Spraying Shellac with an LX-20 HVLP Compressor Spray Gun
If you’ve ever sprayed a woodworking finish with a quality HVLP gun like the LX-20 from Fuji, it would be hard to go back to a paint brush. In fact, it would be hard to settle for a lesser spray gun either, because the controls and mixing chamber of the LX-20 are refined to a new level. I’ve always had good luck spraying lacquer, but I have struggled in the past to spray shellac. I realized that it wasn’t my choice of topcoat… it was my spray finishing equipment. The high performance LX-20 HVLP gravity feed spray gun changed all that.

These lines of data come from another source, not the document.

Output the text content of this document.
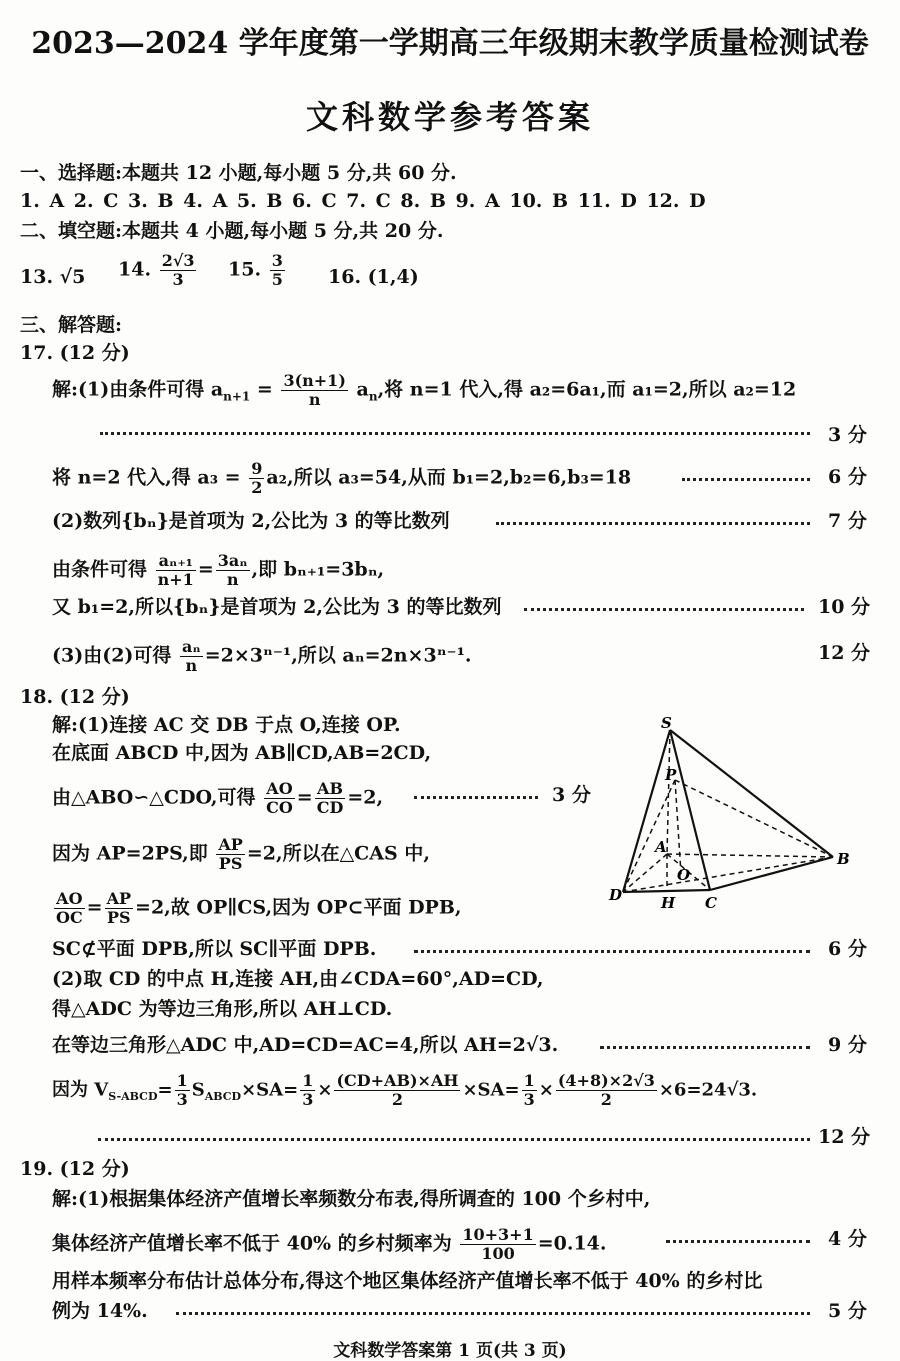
2023—2024 学年度第一学期高三年级期末教学质量检测试卷
文科数学参考答案
一、选择题:本题共 12 小题,每小题 5 分,共 60 分.
1. A 2. C 3. B 4. A 5. B 6. C 7. C 8. B 9. A 10. B 11. D 12. D
二、填空题:本题共 4 小题,每小题 5 分,共 20 分.
13. √5 14. $\frac{2√3}{3} 15$. $\frac{3}{5} 16$. (1,4)
三、解答题:
17. (12 分)
解:(1)由条件可得 $a_{n+1} = \frac{3(n+1)}{n} a_n$,将 n=1 代入,得 a₂=6a₁,而 a₁=2,所以 a₂=12
3 分
将 n=2 代入,得 $a_3 = \frac{9}{2} a_2$,所以 a₃=54,从而 b₁=2,b₂=6,b₃=18	6 分
(2)数列{bₙ}是首项为 2,公比为 3 的等比数列	7 分
由条件可得 $\frac{\text{aₙ₊₁}}{n+1} = \frac{\text{3aₙ}}{n}$ ,即 bₙ₊₁=3bₙ,
又 b₁=2,所以{bₙ}是首项为 2,公比为 3 的等比数列	10 分
(3)由(2)可得 $\frac{\text{aₙ}}{n} =2\times 3^{n-1}$,所以 aₙ=2n×3ⁿ⁻¹.	12 分
18. (12 分)
解:(1)连接 AC 交 DB 于点 O,连接 OP.
在底面 ABCD 中,因为 AB∥CD,AB=2CD,
由△ABO∽△CDO,可得 $\frac{AO}{CO} = \frac{AB}{CD} =2$,	3 分
因为 AP=2PS,即 $\frac{AP}{PS} =2$,所以在△CAS 中,
$\frac{AO}{OC} = \frac{AP}{PS} =2$,故 OP∥CS,因为 OP⊂平面 DPB,
SC⊄平面 DPB,所以 SC∥平面 DPB.	6 分
(2)取 CD 的中点 H,连接 AH,由∠CDA=60°,AD=CD,
得△ADC 为等边三角形,所以 AH⊥CD.
在等边三角形△ADC 中,AD=CD=AC=4,所以 AH=2√3.	9 分
因为 $V_{S-ABCD}= \frac{1}{3} S_{ABCD}\times SA= \frac{1}{3} \times \frac{(CD+AB)\times AH}{2} \times SA= \frac{1}{3} \times \frac{(4+8)\times 2√3}{2} \times 6=24√3$.
12 分
S
P
A
O
B
D	H C
19. (12 分)
解:(1)根据集体经济产值增长率频数分布表,得所调查的 100 个乡村中,
集体经济产值增长率不低于 40% 的乡村频率为 $\frac{10+3+1}{100} =0.14$.	4 分
用样本频率分布估计总体分布,得这个地区集体经济产值增长率不低于 40% 的乡村比
例为 14%.	5 分
文科数学答案第 1 页(共 3 页)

Select Your Needle and Nozzle Set.
Pick a matching needle and nozzle set that matches the wood finish you intend to spray. The LX-20 HVLP has 1.2mm, 1.4mm, and 1.7mm sets to choose from. I’m spraying a small furniture project with shellac Seal Coat, which is a fairly thin product compared to lacquer or polyurethane. I selected the 1.4mm set, and tested the spray pattern on some cardboard. The spray pattern showed that the finish was being finely atomized, and the spray pattern looked very consistent. If you are experiencing trouble spraying, especially if your wood finish doesn’t seem to be finely atomized… try stepping up your needle / nozzle set one size larger. Another option is to thin your finish slightly.

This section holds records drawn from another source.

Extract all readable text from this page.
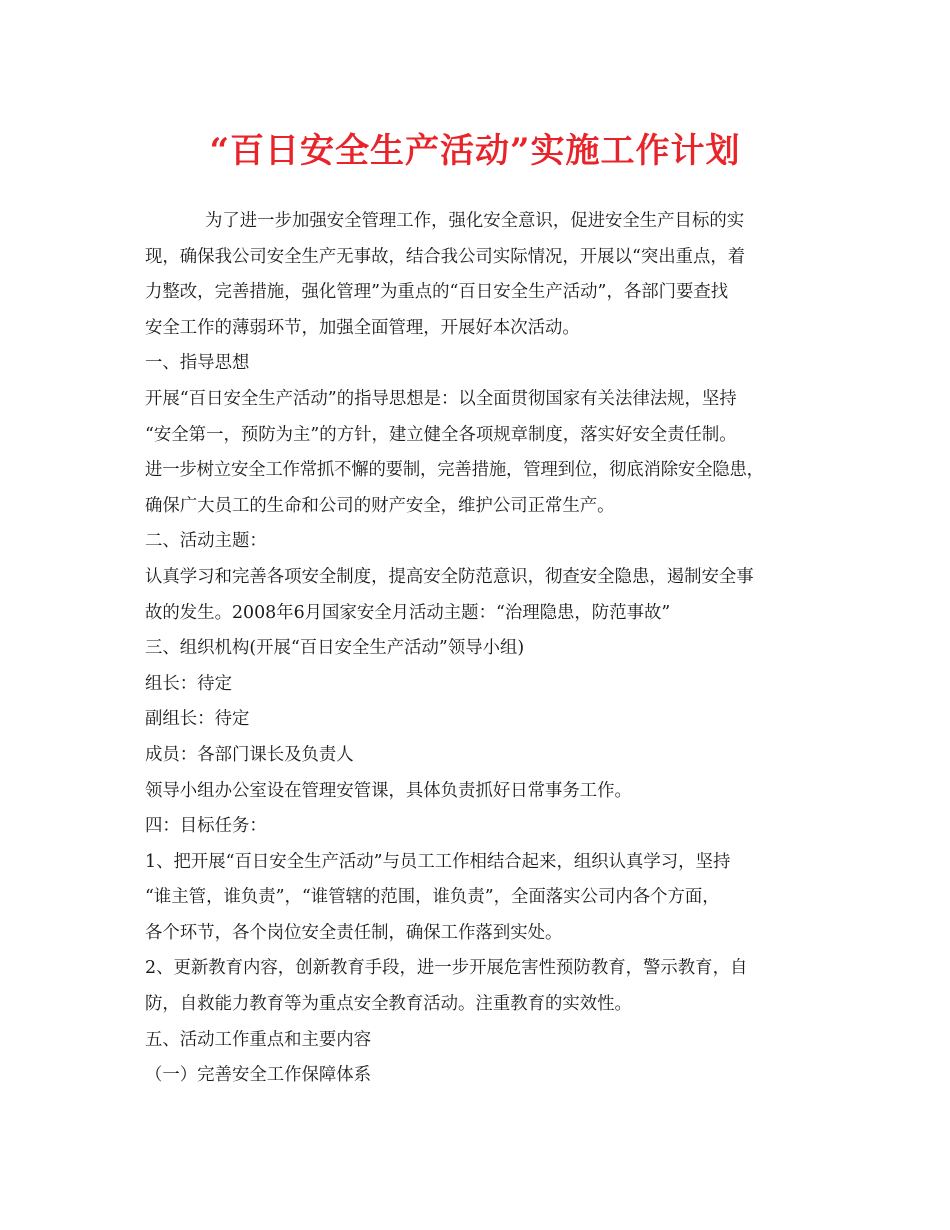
“百日安全生产活动”实施工作计划

为了进一步加强安全管理工作，强化安全意识，促进安全生产目标的实

现，确保我公司安全生产无事故，结合我公司实际情况，开展以“突出重点，着

力整改，完善措施，强化管理”为重点的“百日安全生产活动”，各部门要查找

安全工作的薄弱环节，加强全面管理，开展好本次活动。

一、指导思想

开展“百日安全生产活动”的指导思想是：以全面贯彻国家有关法律法规，坚持

“安全第一，预防为主”的方针，建立健全各项规章制度，落实好安全责任制。

进一步树立安全工作常抓不懈的要制，完善措施，管理到位，彻底消除安全隐患，

确保广大员工的生命和公司的财产安全，维护公司正常生产。

二、活动主题：

认真学习和完善各项安全制度，提高安全防范意识，彻查安全隐患，遏制安全事

故的发生。2008年6月国家安全月活动主题：“治理隐患，防范事故”

三、组织机构(开展“百日安全生产活动”领导小组)

组长：待定

副组长：待定

成员：各部门课长及负责人

领导小组办公室设在管理安管课，具体负责抓好日常事务工作。

四：目标任务：

1、把开展“百日安全生产活动”与员工工作相结合起来，组织认真学习，坚持

“谁主管，谁负责”，“谁管辖的范围，谁负责”，全面落实公司内各个方面，

各个环节，各个岗位安全责任制，确保工作落到实处。

2、更新教育内容，创新教育手段，进一步开展危害性预防教育，警示教育，自

防，自救能力教育等为重点安全教育活动。注重教育的实效性。

五、活动工作重点和主要内容

（一）完善安全工作保障体系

Strain Everything that Goes Into Your Gun.
It’s perhaps the #1 rule in spray finishing. Strain everything that you pour into the gravity feed cup of your LX-20 spray gun. I mean everything.
Pouring denatured alcohol or lacquer thinner into your gun? You better have a strainer in place. I have seen rust and debris in the bottom of metal cans that will clog the filter in your spray gun if you fail to strain the finish properly. It simply prevents so many problems before they even start. It’s an absolute must for the best possible results when spray finishing.
Plan to Succeed.
Take the time to plan how you’ll spray a piece of furniture. What order will you spray in? What section should you start with, and what section should you apply last? I usually place drywall screws in each leg that act as standoffs, and allow the finish on the bottom of the legs to fully dry. Here, I start with the piece upside down, and spray the underside of the rails and legs that will be difficult to access once the piece is right side up. Then flip the piece over, and spray in a sequence that makes sense for your project.

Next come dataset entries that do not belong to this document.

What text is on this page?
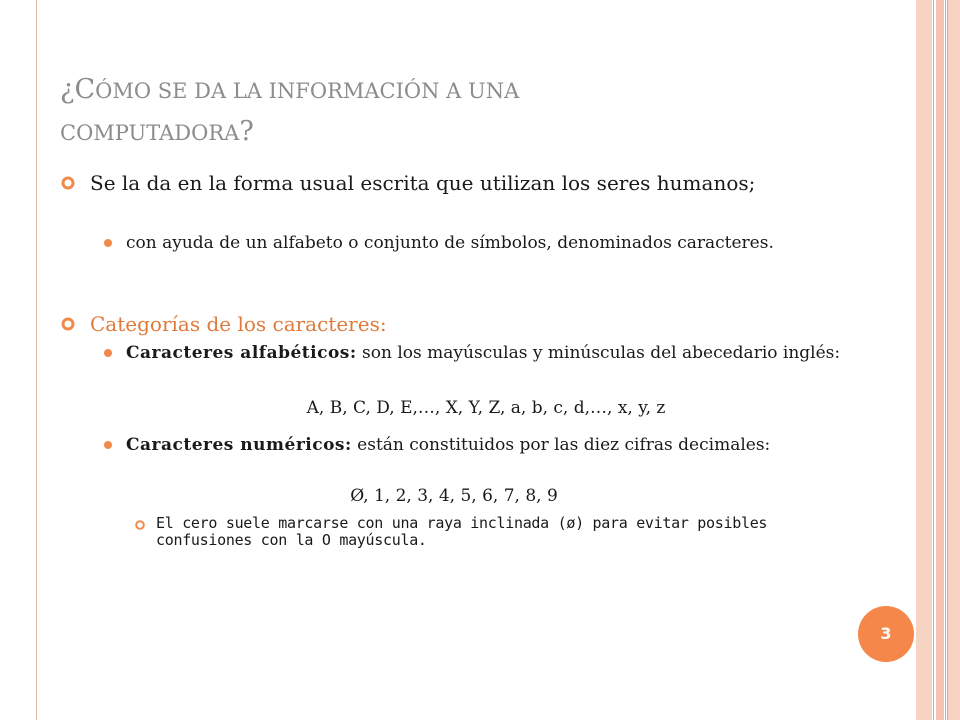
¿CÓMO SE DA LA INFORMACIÓN A UNA
COMPUTADORA?
Se la da en la forma usual escrita que utilizan los seres humanos;
con ayuda de un alfabeto o conjunto de símbolos, denominados caracteres.
Categorías de los caracteres:
Caracteres alfabéticos: son los mayúsculas y minúsculas del abecedario inglés:
A, B, C, D, E,…, X, Y, Z, a, b, c, d,…, x, y, z
Caracteres numéricos: están constituidos por las diez cifras decimales:
Ø, 1, 2, 3, 4, 5, 6, 7, 8, 9
El cero suele marcarse con una raya inclinada (ø) para evitar posibles confusiones con la O mayúscula.
3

Inside / Underpinnings First.
Start with the inside of the frame, including the bottom edges of rails. These are very difficult to access once the piece is flipped over. Notice how the gravity feed cup on my LX-20 is only half way full. This is a very small project compared to a large chair or cabinet, and won’t require much shellac to apply the topcoat. By filling the fluid cup only partway full, I’ll avoid common problems like a blocked cap vent. Use one hand to operate the spray gun, and the other to manage the compressor hose. There’s nothing more frustrating than letting a hose drag on your project, and spoil a freshly sprayed wood finish.
Vertical Legs and Posts Are Next.
With the project turned upright, take a moment to adjust the nozzle cap of your spray gun for a horizontal spray pattern. This is the best way to spray the legs or any vertical timbers on your project. Make two passes on each leg in this manner. Shoot at an angle, so you’re actually aiming at a long vertical corner of the leg. This will swiftly apply finish to two adjacent surfaces of the leg. Your next pass will cover the other two faces of that leg. This way, you’ll proceed quickly, and minimize the chance of runs or sags in the wood finish. Make sure your pressure regulator is set to 26 psi for optimal performance. Coat all four legs this way, before proceeding to the next step.
The Money Shot.
To finish things up, coat the rails in two passes. One should be angled down slightly to cover the top edge of the rail. The other coat should be angled up slightly to get good coverage on the bottom of the rail. Try to cover more than half of the rail with each pass. Work lights placed at a low raking angle will help illuminate your work. You really need to see the sheen of the wood finish as it’s being laid down. Otherwise, you’re just guessing that it looks right.
The Sheen Says It All.
Here the sheen of the second coat of shellac tells me the wood finish sprayed well. I’m happy with the look of this project as the topcoat continues to dry. The final result will be a medium sheen with fairly low luster, which is usually appropriate for arts and crafts style furniture.